Oxfam reported that the death rate in Gaza was higher than any other major conflict in the 20th century.

On October 7, Hamas and its friends entered Israel and killed 1,163 people — a verified number. The victims included a baby who died 14 hours after birth, and a 94-year-old woman. The world was horrified by the numbers and the manner of their death, which included rape, torture, and the burning of people alive.

The world was similarly horrified to discover that 240 people, including Americans, had been dragged into Gaza — most living but some already dead.

Israel’s initial military response was met with a degree of understanding around the world.

Hamas had a dilemma — but also a war strategy to turn the tables.

Having built its military infrastructure under streets, houses, schools, mosques, and UNRWA facilities, Hamas was assured that Israeli action to clear those spaces of terrorist operatives would kill the human shields sitting above. (Especially after Hamas warned Gazans not to flee  and fired on Palestinian civilians using the “safe passage” route.)

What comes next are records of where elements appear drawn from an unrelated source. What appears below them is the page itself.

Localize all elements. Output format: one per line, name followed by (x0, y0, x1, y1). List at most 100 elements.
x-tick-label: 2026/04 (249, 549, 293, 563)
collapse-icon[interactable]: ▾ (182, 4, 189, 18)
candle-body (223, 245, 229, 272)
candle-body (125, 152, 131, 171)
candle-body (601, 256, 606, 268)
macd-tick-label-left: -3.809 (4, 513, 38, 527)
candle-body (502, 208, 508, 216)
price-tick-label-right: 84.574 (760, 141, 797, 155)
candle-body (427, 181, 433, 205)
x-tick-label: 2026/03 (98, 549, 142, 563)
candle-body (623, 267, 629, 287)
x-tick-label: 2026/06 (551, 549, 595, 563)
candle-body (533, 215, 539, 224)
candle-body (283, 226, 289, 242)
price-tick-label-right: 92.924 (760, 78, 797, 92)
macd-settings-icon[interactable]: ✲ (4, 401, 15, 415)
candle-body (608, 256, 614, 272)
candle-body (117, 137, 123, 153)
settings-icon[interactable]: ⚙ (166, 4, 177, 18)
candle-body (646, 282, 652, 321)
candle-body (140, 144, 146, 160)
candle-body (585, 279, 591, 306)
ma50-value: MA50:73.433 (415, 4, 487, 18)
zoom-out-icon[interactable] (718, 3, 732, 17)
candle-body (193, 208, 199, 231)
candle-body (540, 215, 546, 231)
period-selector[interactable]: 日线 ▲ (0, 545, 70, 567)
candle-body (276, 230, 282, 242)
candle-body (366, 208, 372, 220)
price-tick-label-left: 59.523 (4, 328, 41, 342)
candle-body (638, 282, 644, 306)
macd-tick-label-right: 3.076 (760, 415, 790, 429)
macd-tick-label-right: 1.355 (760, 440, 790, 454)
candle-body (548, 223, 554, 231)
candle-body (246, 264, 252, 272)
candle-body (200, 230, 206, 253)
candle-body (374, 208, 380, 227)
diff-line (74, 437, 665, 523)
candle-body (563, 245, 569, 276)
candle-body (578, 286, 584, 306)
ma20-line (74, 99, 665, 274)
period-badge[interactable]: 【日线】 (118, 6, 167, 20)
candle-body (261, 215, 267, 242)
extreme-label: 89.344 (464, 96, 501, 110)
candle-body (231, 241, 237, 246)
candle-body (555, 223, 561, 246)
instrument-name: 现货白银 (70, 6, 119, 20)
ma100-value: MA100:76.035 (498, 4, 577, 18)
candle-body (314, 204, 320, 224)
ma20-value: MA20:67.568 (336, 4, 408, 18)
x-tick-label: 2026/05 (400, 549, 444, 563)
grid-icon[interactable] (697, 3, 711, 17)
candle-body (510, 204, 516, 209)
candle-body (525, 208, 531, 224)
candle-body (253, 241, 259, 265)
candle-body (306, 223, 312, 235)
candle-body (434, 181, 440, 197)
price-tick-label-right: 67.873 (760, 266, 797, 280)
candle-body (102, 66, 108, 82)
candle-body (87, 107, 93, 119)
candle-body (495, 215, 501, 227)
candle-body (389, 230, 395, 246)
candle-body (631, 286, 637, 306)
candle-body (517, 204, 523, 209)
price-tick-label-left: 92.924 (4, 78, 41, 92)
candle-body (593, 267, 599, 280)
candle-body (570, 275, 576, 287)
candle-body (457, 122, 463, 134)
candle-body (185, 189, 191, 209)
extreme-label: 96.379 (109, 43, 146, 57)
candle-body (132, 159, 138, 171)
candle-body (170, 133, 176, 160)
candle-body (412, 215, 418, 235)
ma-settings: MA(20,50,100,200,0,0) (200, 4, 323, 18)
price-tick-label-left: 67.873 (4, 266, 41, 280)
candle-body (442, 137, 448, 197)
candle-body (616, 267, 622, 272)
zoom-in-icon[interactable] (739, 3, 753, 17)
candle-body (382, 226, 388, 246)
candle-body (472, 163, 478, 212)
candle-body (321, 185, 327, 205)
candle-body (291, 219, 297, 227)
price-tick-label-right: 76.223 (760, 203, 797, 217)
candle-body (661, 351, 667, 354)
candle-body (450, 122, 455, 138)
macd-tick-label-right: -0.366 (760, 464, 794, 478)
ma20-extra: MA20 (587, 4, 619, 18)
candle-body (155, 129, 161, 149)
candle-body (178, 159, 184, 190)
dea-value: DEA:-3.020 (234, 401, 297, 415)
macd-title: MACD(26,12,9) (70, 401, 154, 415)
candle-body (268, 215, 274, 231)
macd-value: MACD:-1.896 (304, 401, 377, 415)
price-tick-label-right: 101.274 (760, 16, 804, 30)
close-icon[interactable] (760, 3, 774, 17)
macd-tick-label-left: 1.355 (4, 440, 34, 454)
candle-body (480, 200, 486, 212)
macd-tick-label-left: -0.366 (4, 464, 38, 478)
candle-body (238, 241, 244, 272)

In fact, Hamas planned it that way. The more civilians that died, the more Israel would be seen as an out-of-control monster, killing the defenseless in retribution. Committing “genocide.”

And Hamas’ strategy worked.

The first big test was at the Al-Ahli Hospital, where an explosion killed people outside the building. The Gaza Health Ministry (run by Hamas) claimed 500 dead from an Israeli air strike on a protected site. Media around the world went with it. Later evidence showed it was caused by an errant Palestinian rocket aiming for Israel, and that the casualty figure was closer to 50 than 500.

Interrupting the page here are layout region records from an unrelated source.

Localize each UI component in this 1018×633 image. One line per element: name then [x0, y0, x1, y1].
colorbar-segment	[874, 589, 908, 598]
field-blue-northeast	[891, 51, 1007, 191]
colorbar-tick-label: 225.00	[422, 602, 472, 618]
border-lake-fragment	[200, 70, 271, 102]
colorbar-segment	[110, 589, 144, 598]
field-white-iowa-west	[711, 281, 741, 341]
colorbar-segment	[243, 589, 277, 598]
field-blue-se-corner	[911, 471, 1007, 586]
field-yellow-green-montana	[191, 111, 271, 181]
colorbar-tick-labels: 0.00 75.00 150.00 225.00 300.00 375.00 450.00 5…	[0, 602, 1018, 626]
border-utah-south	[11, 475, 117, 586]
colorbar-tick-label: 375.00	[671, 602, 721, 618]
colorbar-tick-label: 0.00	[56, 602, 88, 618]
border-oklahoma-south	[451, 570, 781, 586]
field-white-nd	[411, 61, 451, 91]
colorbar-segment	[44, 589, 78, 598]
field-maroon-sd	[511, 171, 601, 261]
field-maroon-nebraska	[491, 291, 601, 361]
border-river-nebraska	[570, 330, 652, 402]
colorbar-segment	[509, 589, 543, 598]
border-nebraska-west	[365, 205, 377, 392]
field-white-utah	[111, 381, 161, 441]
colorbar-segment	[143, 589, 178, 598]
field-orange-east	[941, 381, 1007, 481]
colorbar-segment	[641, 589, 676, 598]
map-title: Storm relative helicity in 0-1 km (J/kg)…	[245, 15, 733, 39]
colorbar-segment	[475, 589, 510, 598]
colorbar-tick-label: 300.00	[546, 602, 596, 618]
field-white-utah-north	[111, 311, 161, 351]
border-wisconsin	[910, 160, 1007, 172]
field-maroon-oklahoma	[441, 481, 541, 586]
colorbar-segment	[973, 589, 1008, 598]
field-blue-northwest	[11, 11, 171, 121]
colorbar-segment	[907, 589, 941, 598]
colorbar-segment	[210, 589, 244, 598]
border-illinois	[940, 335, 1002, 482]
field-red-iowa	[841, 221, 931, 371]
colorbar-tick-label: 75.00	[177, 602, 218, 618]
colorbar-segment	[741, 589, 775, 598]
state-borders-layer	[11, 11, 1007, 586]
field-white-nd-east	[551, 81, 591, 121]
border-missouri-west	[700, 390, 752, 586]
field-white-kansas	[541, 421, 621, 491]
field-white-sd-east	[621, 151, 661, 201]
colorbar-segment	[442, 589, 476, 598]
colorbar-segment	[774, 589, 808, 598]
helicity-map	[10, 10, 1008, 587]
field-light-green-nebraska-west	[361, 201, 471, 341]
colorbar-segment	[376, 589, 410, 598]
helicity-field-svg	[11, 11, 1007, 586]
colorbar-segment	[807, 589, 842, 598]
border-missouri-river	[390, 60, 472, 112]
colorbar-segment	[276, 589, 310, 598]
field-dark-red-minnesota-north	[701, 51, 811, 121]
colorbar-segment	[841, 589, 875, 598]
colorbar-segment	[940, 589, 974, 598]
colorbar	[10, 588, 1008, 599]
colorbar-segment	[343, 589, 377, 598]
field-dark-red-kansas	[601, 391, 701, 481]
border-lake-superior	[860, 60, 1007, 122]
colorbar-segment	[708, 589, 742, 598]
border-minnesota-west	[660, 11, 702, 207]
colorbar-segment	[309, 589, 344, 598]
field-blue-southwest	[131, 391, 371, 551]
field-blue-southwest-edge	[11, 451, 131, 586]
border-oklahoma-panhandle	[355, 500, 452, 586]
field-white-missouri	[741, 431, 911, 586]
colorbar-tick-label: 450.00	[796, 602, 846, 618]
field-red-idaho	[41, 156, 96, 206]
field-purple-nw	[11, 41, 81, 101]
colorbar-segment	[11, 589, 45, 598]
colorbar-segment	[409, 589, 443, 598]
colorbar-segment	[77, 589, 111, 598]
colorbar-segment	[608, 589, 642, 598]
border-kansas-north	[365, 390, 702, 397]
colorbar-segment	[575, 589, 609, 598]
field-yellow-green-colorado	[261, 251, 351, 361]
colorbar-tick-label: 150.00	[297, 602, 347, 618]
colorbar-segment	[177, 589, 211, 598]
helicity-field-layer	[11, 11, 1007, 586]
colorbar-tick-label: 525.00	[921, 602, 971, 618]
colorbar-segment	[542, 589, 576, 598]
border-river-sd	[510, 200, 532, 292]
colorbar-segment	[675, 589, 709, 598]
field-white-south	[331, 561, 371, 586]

At that point, the “narrative” changed: “I don’t think the question will ever get fully resolved using open source intelligence,” an assistant professor of political science opined. If actual evidence won’t let you blame Israel and politics won’t let you blame Hamas, best to call it foggy and move on.

That’s how it worked. And the numbers caused the flood.

In January, it was the ICJ.

In February, President Biden said Israel’s response was “over the top,”  and began to institute sanctions on individual Israelis and Israeli companies that he intimated were only the beginning.

And, indeed, in May, as Israel geared up for the Rafah battle, the administration announced the withholding of weapons already approved for delivery by Congress. There was also the blackmail/bribe strategy of offering Israel intelligence information if it would limit its incursion. The UN vote elevating Palestinian status was likely a way member states could slap at Israel without repercussions.

Israel is likely to do what it has to do to defend its people. The UN through UNRWA has already shown itself to be an accessory to Hamas and a participant in Hamas war crimes — both in Israel and against its own people. Later, when the “fog of war” dissipates, and the outcomes are closer to the John Spencer model than the Hamas model, the UN should find itself in the dock.

The number change is an attempt to deflect its guilt.

Shoshana Bryen is Senior Director of The Jewish Policy Center and Editor of inFOCUS Quarterly.